The repertoire for MMG’s November 7 concert will include everything from Foster’s The Prayer and Haydn’s The Heavens Are Telling to von Suppé’s Light Cavalry Overture, McCrae’s In Flanders Fields and Tchaikovsky’s 1812 Overture Finale; plus another eight or so pieces as well as a “Beautiful Tunes Collage” of theme melodies. And as an extra special treat, Dean Martin’s daughter, Deana Martin, will be on hand to sing some of her father’s songs. In addition, there will be the narration of verse intertwined with music.

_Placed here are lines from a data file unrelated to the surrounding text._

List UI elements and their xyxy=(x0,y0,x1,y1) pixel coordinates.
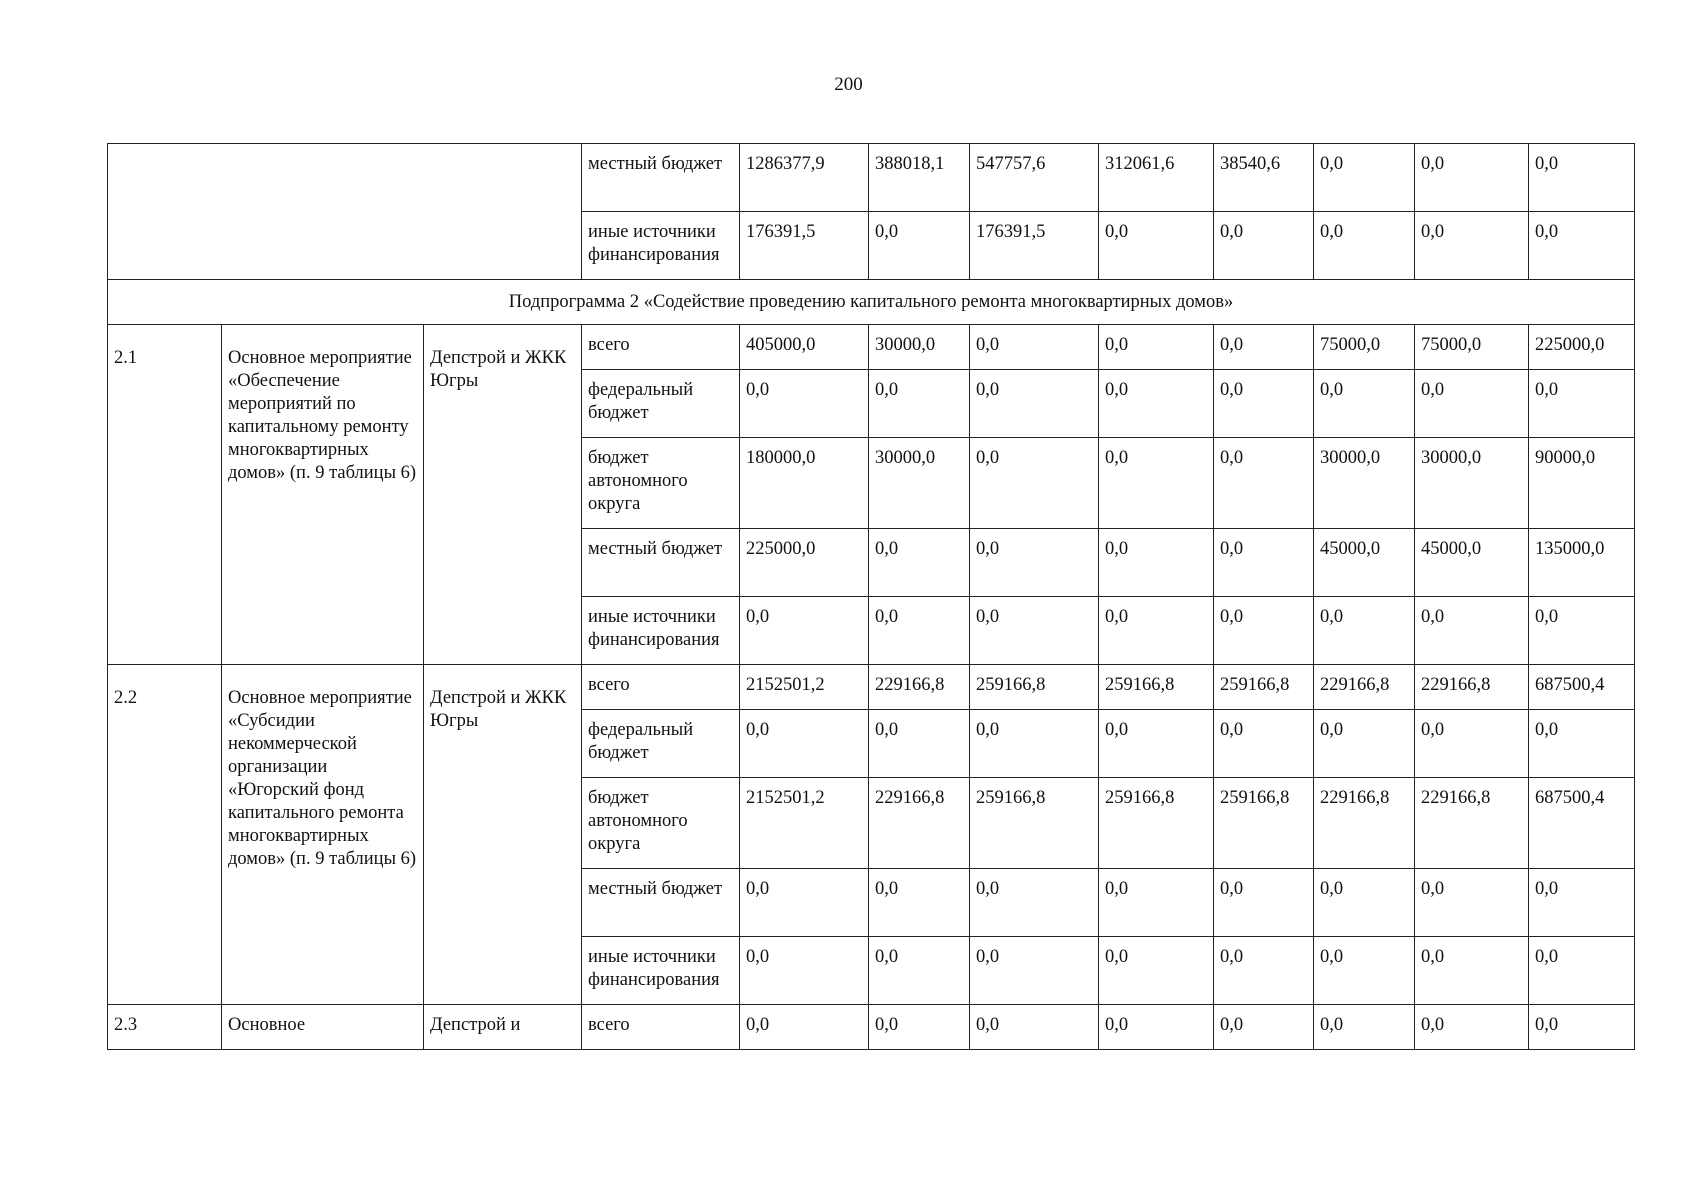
activity-name: Основное мероприятие «Обеспечение мероприятий по капитальному ремонту многоквартирных домов» (п. 9 таблицы 6) xyxy=(222,325,424,665)
table-row xyxy=(108,665,1635,710)
value-cell: 0,0 xyxy=(970,869,1099,937)
value-cell: 0,0 xyxy=(1314,937,1415,1005)
responsible-executor: Депстрой и xyxy=(424,1005,582,1050)
value-cell: 0,0 xyxy=(970,1005,1099,1050)
value-cell: 30000,0 xyxy=(869,438,970,529)
value-cell: 0,0 xyxy=(1314,1005,1415,1050)
value-cell: 30000,0 xyxy=(869,325,970,370)
value-cell: 0,0 xyxy=(1214,1005,1314,1050)
value-cell: 259166,8 xyxy=(970,778,1099,869)
activity-number: 2.2 xyxy=(108,665,222,1005)
value-cell: 176391,5 xyxy=(740,212,869,280)
value-cell: 0,0 xyxy=(869,370,970,438)
value-cell: 229166,8 xyxy=(869,665,970,710)
value-cell: 0,0 xyxy=(1529,869,1635,937)
value-cell: 0,0 xyxy=(1099,529,1214,597)
value-cell: 0,0 xyxy=(1099,1005,1214,1050)
value-cell: 0,0 xyxy=(1415,710,1529,778)
value-cell: 2152501,2 xyxy=(740,778,869,869)
value-cell: 0,0 xyxy=(1214,325,1314,370)
value-cell: 0,0 xyxy=(869,212,970,280)
value-cell: 0,0 xyxy=(1214,529,1314,597)
value-cell: 0,0 xyxy=(1314,869,1415,937)
value-cell: 0,0 xyxy=(1529,370,1635,438)
value-cell: 0,0 xyxy=(1099,597,1214,665)
funding-source-cell: федеральный бюджет xyxy=(582,710,740,778)
value-cell: 0,0 xyxy=(1099,869,1214,937)
value-cell: 0,0 xyxy=(1214,438,1314,529)
value-cell: 229166,8 xyxy=(869,778,970,869)
value-cell: 0,0 xyxy=(740,869,869,937)
value-cell: 0,0 xyxy=(1214,869,1314,937)
value-cell: 30000,0 xyxy=(1314,438,1415,529)
value-cell: 388018,1 xyxy=(869,144,970,212)
value-cell: 0,0 xyxy=(1099,710,1214,778)
funding-source-cell: бюджет автономного округа xyxy=(582,438,740,529)
value-cell: 229166,8 xyxy=(1314,665,1415,710)
value-cell: 687500,4 xyxy=(1529,778,1635,869)
activity-name: Основное xyxy=(222,1005,424,1050)
activity-name: Основное мероприятие «Субсидии некоммерческой организации «Югорский фонд капитального ремонта многоквартирных домов» (п. 9 таблицы 6) xyxy=(222,665,424,1005)
value-cell: 0,0 xyxy=(869,597,970,665)
funding-source-cell: иные источники финансирования xyxy=(582,212,740,280)
value-cell: 0,0 xyxy=(1415,597,1529,665)
value-cell: 0,0 xyxy=(869,1005,970,1050)
value-cell: 180000,0 xyxy=(740,438,869,529)
value-cell: 0,0 xyxy=(740,370,869,438)
value-cell: 0,0 xyxy=(1415,869,1529,937)
value-cell: 0,0 xyxy=(740,937,869,1005)
funding-source-cell: федеральный бюджет xyxy=(582,370,740,438)
value-cell: 0,0 xyxy=(970,438,1099,529)
value-cell: 0,0 xyxy=(1099,325,1214,370)
value-cell: 0,0 xyxy=(970,370,1099,438)
responsible-executor: Депстрой и ЖКК Югры xyxy=(424,325,582,665)
value-cell: 259166,8 xyxy=(1214,665,1314,710)
activity-number: 2.3 xyxy=(108,1005,222,1050)
value-cell: 0,0 xyxy=(1415,212,1529,280)
page-number: 200 xyxy=(834,74,863,95)
value-cell: 0,0 xyxy=(869,529,970,597)
funding-source-cell: местный бюджет xyxy=(582,144,740,212)
value-cell: 0,0 xyxy=(1415,937,1529,1005)
value-cell: 0,0 xyxy=(869,869,970,937)
value-cell: 0,0 xyxy=(1415,370,1529,438)
value-cell: 0,0 xyxy=(1529,710,1635,778)
value-cell: 45000,0 xyxy=(1314,529,1415,597)
value-cell: 0,0 xyxy=(1214,937,1314,1005)
value-cell: 2152501,2 xyxy=(740,665,869,710)
value-cell: 0,0 xyxy=(1099,937,1214,1005)
value-cell: 0,0 xyxy=(1214,370,1314,438)
table-row xyxy=(108,325,1635,370)
subprogram-title: Подпрограмма 2 «Содействие проведению капитального ремонта многоквартирных домов» xyxy=(108,280,1635,325)
value-cell: 0,0 xyxy=(1529,597,1635,665)
funding-source-cell: местный бюджет xyxy=(582,529,740,597)
value-cell: 0,0 xyxy=(1314,710,1415,778)
value-cell: 259166,8 xyxy=(970,665,1099,710)
value-cell: 0,0 xyxy=(740,1005,869,1050)
value-cell: 90000,0 xyxy=(1529,438,1635,529)
table-body xyxy=(108,144,1635,1050)
funding-source-cell: иные источники финансирования xyxy=(582,597,740,665)
value-cell: 176391,5 xyxy=(970,212,1099,280)
table-row xyxy=(108,1005,1635,1050)
value-cell: 0,0 xyxy=(1529,1005,1635,1050)
funding-source-cell: всего xyxy=(582,1005,740,1050)
value-cell: 135000,0 xyxy=(1529,529,1635,597)
funding-source-cell: иные источники финансирования xyxy=(582,937,740,1005)
value-cell: 259166,8 xyxy=(1099,778,1214,869)
value-cell: 312061,6 xyxy=(1099,144,1214,212)
financing-table xyxy=(107,143,1635,1050)
value-cell: 0,0 xyxy=(970,710,1099,778)
responsible-executor: Депстрой и ЖКК Югры xyxy=(424,665,582,1005)
funding-source-cell: местный бюджет xyxy=(582,869,740,937)
value-cell: 229166,8 xyxy=(1415,778,1529,869)
value-cell: 405000,0 xyxy=(740,325,869,370)
activity-number: 2.1 xyxy=(108,325,222,665)
value-cell: 75000,0 xyxy=(1415,325,1529,370)
value-cell: 259166,8 xyxy=(1099,665,1214,710)
table-row xyxy=(108,144,1635,212)
value-cell: 0,0 xyxy=(1214,710,1314,778)
value-cell: 30000,0 xyxy=(1415,438,1529,529)
value-cell: 0,0 xyxy=(1314,212,1415,280)
value-cell: 0,0 xyxy=(1214,597,1314,665)
funding-source-cell: всего xyxy=(582,325,740,370)
value-cell: 259166,8 xyxy=(1214,778,1314,869)
funding-source-cell: бюджет автономного округа xyxy=(582,778,740,869)
value-cell: 0,0 xyxy=(1314,144,1415,212)
funding-source-cell: всего xyxy=(582,665,740,710)
value-cell: 547757,6 xyxy=(970,144,1099,212)
value-cell: 0,0 xyxy=(970,597,1099,665)
empty-continuation-cell xyxy=(108,144,582,280)
value-cell: 0,0 xyxy=(869,937,970,1005)
value-cell: 229166,8 xyxy=(1415,665,1529,710)
value-cell: 0,0 xyxy=(970,937,1099,1005)
value-cell: 0,0 xyxy=(1529,212,1635,280)
value-cell: 0,0 xyxy=(1529,937,1635,1005)
value-cell: 1286377,9 xyxy=(740,144,869,212)
value-cell: 0,0 xyxy=(740,597,869,665)
value-cell: 45000,0 xyxy=(1415,529,1529,597)
value-cell: 225000,0 xyxy=(740,529,869,597)
value-cell: 687500,4 xyxy=(1529,665,1635,710)
value-cell: 0,0 xyxy=(1415,144,1529,212)
value-cell: 0,0 xyxy=(1314,597,1415,665)
value-cell: 75000,0 xyxy=(1314,325,1415,370)
value-cell: 0,0 xyxy=(1214,212,1314,280)
value-cell: 0,0 xyxy=(1099,370,1214,438)
value-cell: 225000,0 xyxy=(1529,325,1635,370)
value-cell: 0,0 xyxy=(1314,370,1415,438)
value-cell: 0,0 xyxy=(970,325,1099,370)
value-cell: 38540,6 xyxy=(1214,144,1314,212)
value-cell: 0,0 xyxy=(970,529,1099,597)
value-cell: 0,0 xyxy=(1099,438,1214,529)
value-cell: 0,0 xyxy=(740,710,869,778)
subprogram-row xyxy=(108,280,1635,325)
value-cell: 229166,8 xyxy=(1314,778,1415,869)
value-cell: 0,0 xyxy=(869,710,970,778)
value-cell: 0,0 xyxy=(1529,144,1635,212)
value-cell: 0,0 xyxy=(1415,1005,1529,1050)
value-cell: 0,0 xyxy=(1099,212,1214,280)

Joining the MMG for the evening will be tenor Mark Masri and soprano Lacey Purchase, while our very own Kerry Stratton will be among the seven narrators; that’s right, the busy conductor will not be the one with the baton this time. That honour will go to MMG founder and music director, Victor Wahby, MD, Ph.D., otherwise known as the “medical maestro.” Church on the Queensway is the “operating” theatre; “scrub in” is at 7:30pm. (sorry)

Quick Picks: Art of the Piano – Soloists in Recital

October 7 3:00: Hart House Music Committee. Sunday Concert: 653rd Concert. Works by Beethoven, Brahms, Shostakovich and Gershwin. Mauro Bertoli, piano. Great Hall, Hart House.

October 13 8:00: Kitchener-Waterloo Chamber Music Society. Eric Himy, piano. Debussy: Ondine; Ravel: Ondine; Schubert: 3 Impromptus Op.90; Gershwin: American in Paris; Rhapsody in Blue; and other works. KWCMS Music Room, Waterloo.

October 18 1:30: Women’s Musical Club of Toronto. Music in the Afternoon. Schubert: Sonata in c D958; Sonata in A D959; Sonata in B-flat D960. Paul Lewis, piano. Walter Hall, Edward Johnson Bldg.

October 28 3:00: Campbellville Chamber Concerts. The Art of the Concert Pianist. Works by Chopin, Liszt, Ravel and Rachmaninoff. Alexei Gulenco, piano. St. David’s Presbyterian Church, Campbellville.

October 30 8:00: Music Toronto. Piano Series: John O’Conor. Beethoven: Six Bagatelles Op.126; Sonata in D Op.10 No.3; Schubert: Sonata in c D958. Jane Mallett Theatre, St. Lawrence Centre for the Arts.

October 30 8:00: Les Amis Concerts. The Art of the Piano:
Nada Kolundzija, piano.
Cage: Sonatas and Interludes (1946–1948). Gallery 345, 345 Sorauren Ave.

November 4 3:00: Gallery 345. The Art of the Piano: Darret Zusko. Works by Bach, Beethoven, Debussy, Chopin, Liszt, Buczynski and Kapustin. Gallery 345.

So, whatever your reason to celebrate, take yourself out to a concert for the occasion, and may your spirits be lifted!